WEST PALM BEACH, FLA. (WSVN) - An alligator attack survivor is sharing his story for the first time, just days after being bitten.
Not only was the alligator bite frightening, but James Boyce was also stuck in the middle of nowhere with his wife.
It got so bad that he even said his goodbyes to his wife. He went further to get on the phone to say goodbye to his children.
“I went around this curb, and all I felt was like an electrical shock, and I go, I just screamed,” said Boyce. “I looked, and there’s this gator right there, and he’s not in the water now, people.
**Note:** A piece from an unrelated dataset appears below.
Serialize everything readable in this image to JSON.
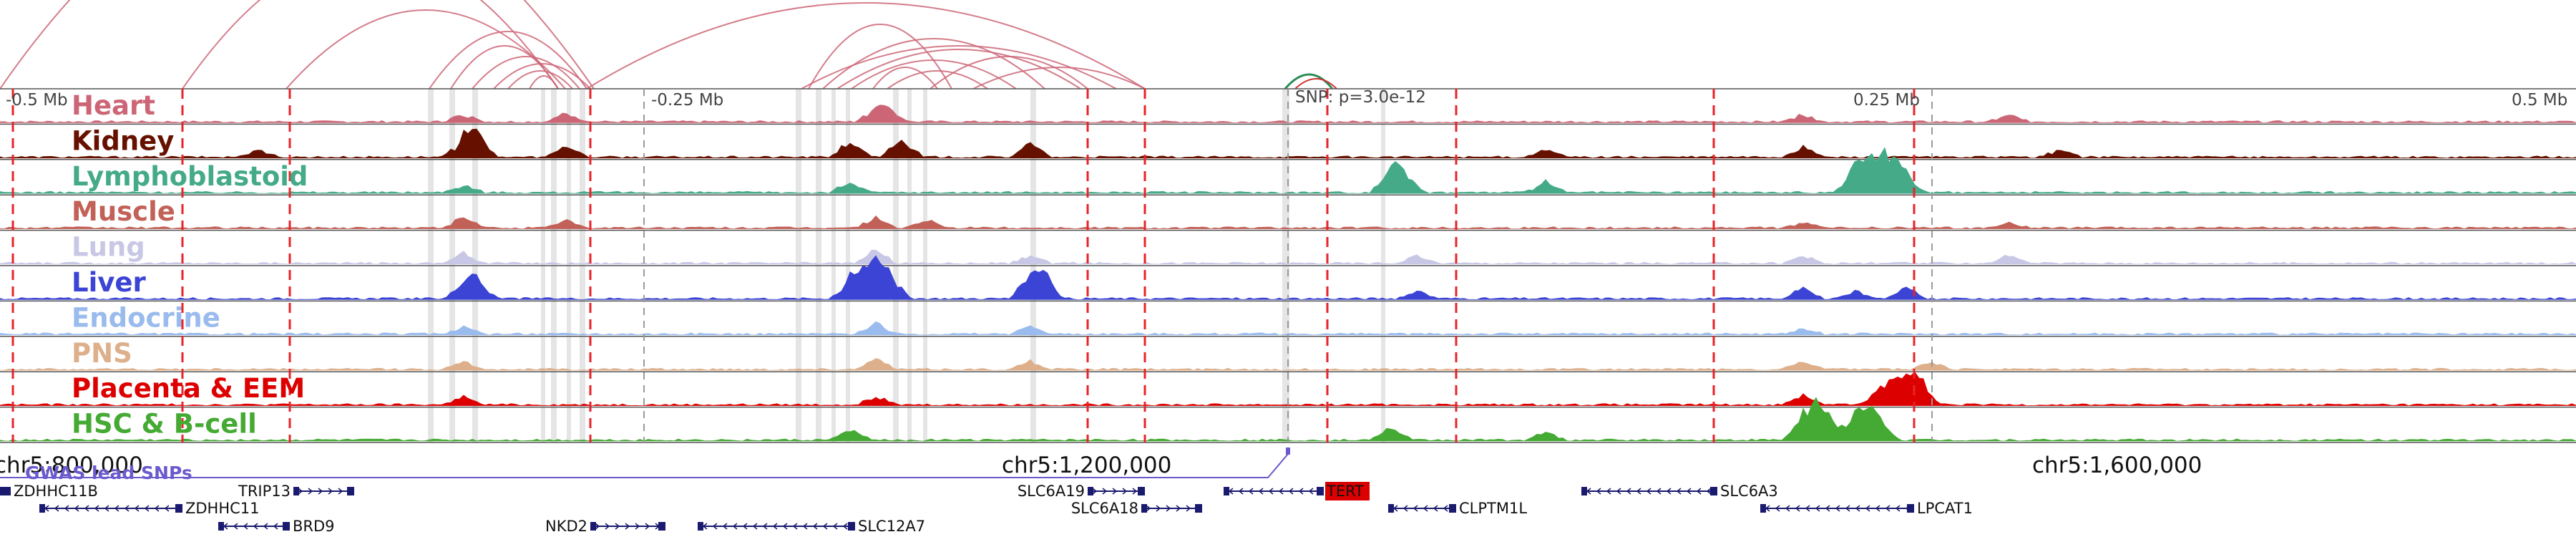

He’s there on the ground.”
The alligator clamped on to James’ leg while he and his wife were out hunting, Saturday, in a Martin County Wildlife Management area.
“And he keeps grabbing and grabbing, and I’m just, ‘Oh, my God. This is really happening,'” said Boyce.
Boyce kept hitting the gator with the butt of his gun, and the animal eventually gave up, leaving Boyce bleeding profusely.
His wife was frantically calling 911 when he told her to hand over her belt.
“I said, ‘Stand on my thigh and tie it high as you can,'” said Boyce. “I said, ‘You gotta keep your head.'”
“911 was the only thing that went through,” said Terisa Boyce, Boyce’s wife. “They said they were having a hard time to find me because there wasn’t the GPS that they could ping my phone.”
It took hours for rescue crews to reach them.
In the meantime, a fellow hunter nearby saw the helicopter circling and headed toward the couple.
“I knew I had some AC zip ties in my box, so I went back out there and put a tourniquet on him,” said Danny McClelland, the good Samaritan who first came to their aid.
Boyce lost about a half a liter of blood and drifted in and out of consciousness.
“There may have been a possibility that he might have bled, he could’ve bled out in the field,” said Dr. Jorge Vega of St. Mary’s Medical Center. “Who knows, right? I can’t predict or say with certainty, but that would’ve been a possibility.”
Three days later, his badly injured leg is on the mend, and he is on his way home.
“I respect the land. I respect the animals. Sometimes you’re just in the wrong place at the wrong time,” said Boyce.
Doctors said both tourniquets, the one he made with the belt and the one made by the zip ties, likely saved his life.
Following Boyce’s release from the hospital, doctors said most of his injury was soft tissue related. His muscles and ligaments all seem to be back in working order and will get better as he recovers.